TLDR; On startup acquisitions: Your culture will change, intentionally or otherwise. Embrace it. Resistance is Futile
I was recently invited to speak at McKinsey’s Digital and Analytics Summit, where I focused on digital disruption in large corporations, innovation labs, and startup acquisitions. Having experience over the years with startup acquisitions, I’ve had front-row seats on the good and the bad (mostly bad) ways in how they’ve taken shape. This short series is meant to be a landmine map for startup employees and founders, of the most common missteps I’ve witnessed post-acquisition, in contrast to the talk I have, which was focused on what corporate leaders could do differently after a startup is acquired to help preserve and grow their investment.
“Captive Greece captured her rude conqueror” - Horace
It never ceases to amaze me when startup employees believe their culture will be left in tact post-acquisition because MegaCorp keeps stating things like, “We want to adopt your culture!”. I can only reason that employees are blinded by the potential of a payout, bonuses, and dreams of conquering the universe. This scenario hasn’t played out since Rome conquered Greece, but somehow the acquired fanatically believe they will influence the acquirer to adopt their ways of life.
First, let’s clear the air and burst the reality distortion field… the acquirer bought the acquired. So it stands to reason that the acquirer sets the rules and plan going forward. The acquired is no longer in control of it’s own destiny, whether it’s culture, branding, messaging, or core IP.

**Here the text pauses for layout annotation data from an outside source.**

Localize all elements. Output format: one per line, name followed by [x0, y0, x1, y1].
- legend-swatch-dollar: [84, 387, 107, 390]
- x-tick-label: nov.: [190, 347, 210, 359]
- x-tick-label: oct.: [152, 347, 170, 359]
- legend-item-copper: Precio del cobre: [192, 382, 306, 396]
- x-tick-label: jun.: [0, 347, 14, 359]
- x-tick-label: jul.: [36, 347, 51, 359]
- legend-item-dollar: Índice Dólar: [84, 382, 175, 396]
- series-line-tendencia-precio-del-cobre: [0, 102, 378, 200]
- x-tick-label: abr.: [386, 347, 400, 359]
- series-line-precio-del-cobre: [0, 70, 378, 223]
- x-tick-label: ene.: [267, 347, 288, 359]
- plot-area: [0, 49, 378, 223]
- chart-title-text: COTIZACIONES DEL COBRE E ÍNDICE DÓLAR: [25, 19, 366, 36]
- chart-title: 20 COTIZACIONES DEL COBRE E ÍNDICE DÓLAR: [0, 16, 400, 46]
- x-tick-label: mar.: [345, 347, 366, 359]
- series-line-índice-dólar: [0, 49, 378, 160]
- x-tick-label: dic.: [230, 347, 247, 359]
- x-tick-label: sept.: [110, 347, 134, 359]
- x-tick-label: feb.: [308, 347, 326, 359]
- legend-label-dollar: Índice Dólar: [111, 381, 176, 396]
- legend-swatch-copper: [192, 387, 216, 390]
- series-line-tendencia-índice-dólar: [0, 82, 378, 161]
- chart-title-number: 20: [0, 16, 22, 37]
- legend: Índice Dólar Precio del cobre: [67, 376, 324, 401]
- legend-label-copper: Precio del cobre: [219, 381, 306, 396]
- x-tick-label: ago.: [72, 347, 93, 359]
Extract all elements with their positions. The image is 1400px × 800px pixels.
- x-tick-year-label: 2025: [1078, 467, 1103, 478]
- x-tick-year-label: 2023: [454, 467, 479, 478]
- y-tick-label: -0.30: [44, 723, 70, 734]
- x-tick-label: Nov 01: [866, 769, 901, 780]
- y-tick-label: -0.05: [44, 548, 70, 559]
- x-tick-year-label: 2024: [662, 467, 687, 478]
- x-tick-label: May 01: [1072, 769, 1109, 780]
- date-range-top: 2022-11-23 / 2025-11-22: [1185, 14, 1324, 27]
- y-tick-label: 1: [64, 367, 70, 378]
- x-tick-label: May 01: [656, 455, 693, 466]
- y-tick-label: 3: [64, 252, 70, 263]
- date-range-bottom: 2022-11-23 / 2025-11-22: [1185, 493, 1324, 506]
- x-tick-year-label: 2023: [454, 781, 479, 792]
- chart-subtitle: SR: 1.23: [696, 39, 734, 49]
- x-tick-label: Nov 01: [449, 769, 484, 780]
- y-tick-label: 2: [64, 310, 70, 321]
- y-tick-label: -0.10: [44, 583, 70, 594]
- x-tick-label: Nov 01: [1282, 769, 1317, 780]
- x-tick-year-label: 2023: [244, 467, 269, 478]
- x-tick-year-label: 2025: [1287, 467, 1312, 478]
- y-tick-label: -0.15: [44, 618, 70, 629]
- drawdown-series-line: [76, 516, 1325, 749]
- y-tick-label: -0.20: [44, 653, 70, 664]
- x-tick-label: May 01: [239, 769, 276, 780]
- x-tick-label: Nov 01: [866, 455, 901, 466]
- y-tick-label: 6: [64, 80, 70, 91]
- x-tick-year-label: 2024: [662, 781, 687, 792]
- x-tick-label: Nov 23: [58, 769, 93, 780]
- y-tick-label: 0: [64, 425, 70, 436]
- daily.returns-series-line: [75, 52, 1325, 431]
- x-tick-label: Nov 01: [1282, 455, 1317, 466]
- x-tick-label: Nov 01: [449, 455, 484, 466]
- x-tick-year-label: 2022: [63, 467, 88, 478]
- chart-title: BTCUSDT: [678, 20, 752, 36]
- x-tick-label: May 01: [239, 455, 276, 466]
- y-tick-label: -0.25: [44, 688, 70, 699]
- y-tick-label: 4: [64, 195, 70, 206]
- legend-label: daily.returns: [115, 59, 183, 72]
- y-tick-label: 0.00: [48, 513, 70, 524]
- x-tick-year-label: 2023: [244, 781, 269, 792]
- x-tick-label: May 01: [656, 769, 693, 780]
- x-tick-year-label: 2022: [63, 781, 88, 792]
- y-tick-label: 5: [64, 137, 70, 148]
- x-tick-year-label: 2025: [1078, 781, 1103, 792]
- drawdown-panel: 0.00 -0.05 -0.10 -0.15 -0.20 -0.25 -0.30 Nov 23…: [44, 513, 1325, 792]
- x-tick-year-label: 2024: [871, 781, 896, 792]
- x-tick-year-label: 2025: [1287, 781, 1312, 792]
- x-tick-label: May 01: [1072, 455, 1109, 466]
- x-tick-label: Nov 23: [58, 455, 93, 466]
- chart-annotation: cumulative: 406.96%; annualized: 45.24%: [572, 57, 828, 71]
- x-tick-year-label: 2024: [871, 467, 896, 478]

I don’t believe MegCorp sets out to change culture within an acquired startup. I believe a lot of the change begins unintentionally or is reactive. It’s easy to blame The Culture Police (HR), but that’s only because they’re the ones on the front lines of the cultural cleansing campaign and therefore more visible. The actual drivers behind the culture shifts are more subtle to the outsider looking in and encased in concrete blocks that will never yield to any form of pressure or change.
There is a silver lining for those in fear of the coming change… In my experience, expect to be left alone for ~6 months. It takes at least that long for everyone to find their new cubicles, integrate tech/comm/finance/sales, and sniff each other out. That should give you enough time to either look for a new job or ready for change.
“Vae victis!” - Brennus
Large corporate culture is just different than startup culture. Not better. Not worse. Just different, and I believe that difference stems from incentive structure. I assume, maybe wrongly, that we have rational actors in most cases…
MegaCorp employee incentive:
I make it to the next yearly bonus. I keep my paycheck.
Startup employee incentive:
We make it to the next funding round. Our exit is a positive one.
To be clear, I’m not saying that one employee’s mindset is better than the other. No. Simply, that incentives drive behavior, and if we take the above use of pronouns to be true, we already have a misalignment of incentives on acquisition day one.
An ordinary MegaCorp employee has little impact on overall company performance. Because of this, His/Her financial incentives are to hold on to their paycheck until the next yearly bonus. There is no equity event on the horizon… there may be a nice retirement account or pension, so the rational strategy is to hang on until then. Conformity and being risk averse are rewarded as a survival strategy.
An ordinary startup (or small business) employee has a measurable and noticeable impact on company performance. It’s empowering. His/Her financial incentive is an equity event. Innovation and risk-taking are viewed as means to a positive end.
In short, on acquisition, a startup employee has lost his/her incentive to innovate, risk-take, speak openly and transparently within MegaCorp, because the equity event is done and there are only negative incentives to continue to do so. Continuing with a (foreign) startup culture and not conforming, risks losing a job and any earn-outs for the startup employee.
Acquirers have a choice.
First, and the more common approach, there’s an attempt to align incentives. This often takes the form of locking in startup employees with golden handcuffs.
Because financial incentives modify culture, the goal is that acquired startup employees fall in line and are enticed to adopt the acquirers culture with the hope of a large carrot at the end of X years.
I’ve personally seen mixed results with this strategy, for a variety of reasons. Having a risk-taking/maverick culture conform can lead to embittered employees, but it gives the acquirer enough time to transfer
knowledge and integrate the startup, if that’s the ultimate goal. Of course, if key employees leave, and over a year later no one can get the software to run, you should question your strategy
Second, an acquirer can take a hands-off approach, allowing the startup to function as its own entity and preserve its culture. As it’s that very culture that likely had a hand in its success. I was part of the Red Hat/JBoss acquisition where this proved to be a successful strategy, even over a decade later. RHT paid over $300 million for JBoss, and that investment returned multiples over time. This was due, in large part,to the RHT philosophy of investing in the winning formula JBoss had proven with more capital and sale support/channels. To this day, JBoss remains a cash-cow inside of RHT, with many of the original core development team happily employed (We’ll see what IBM does…).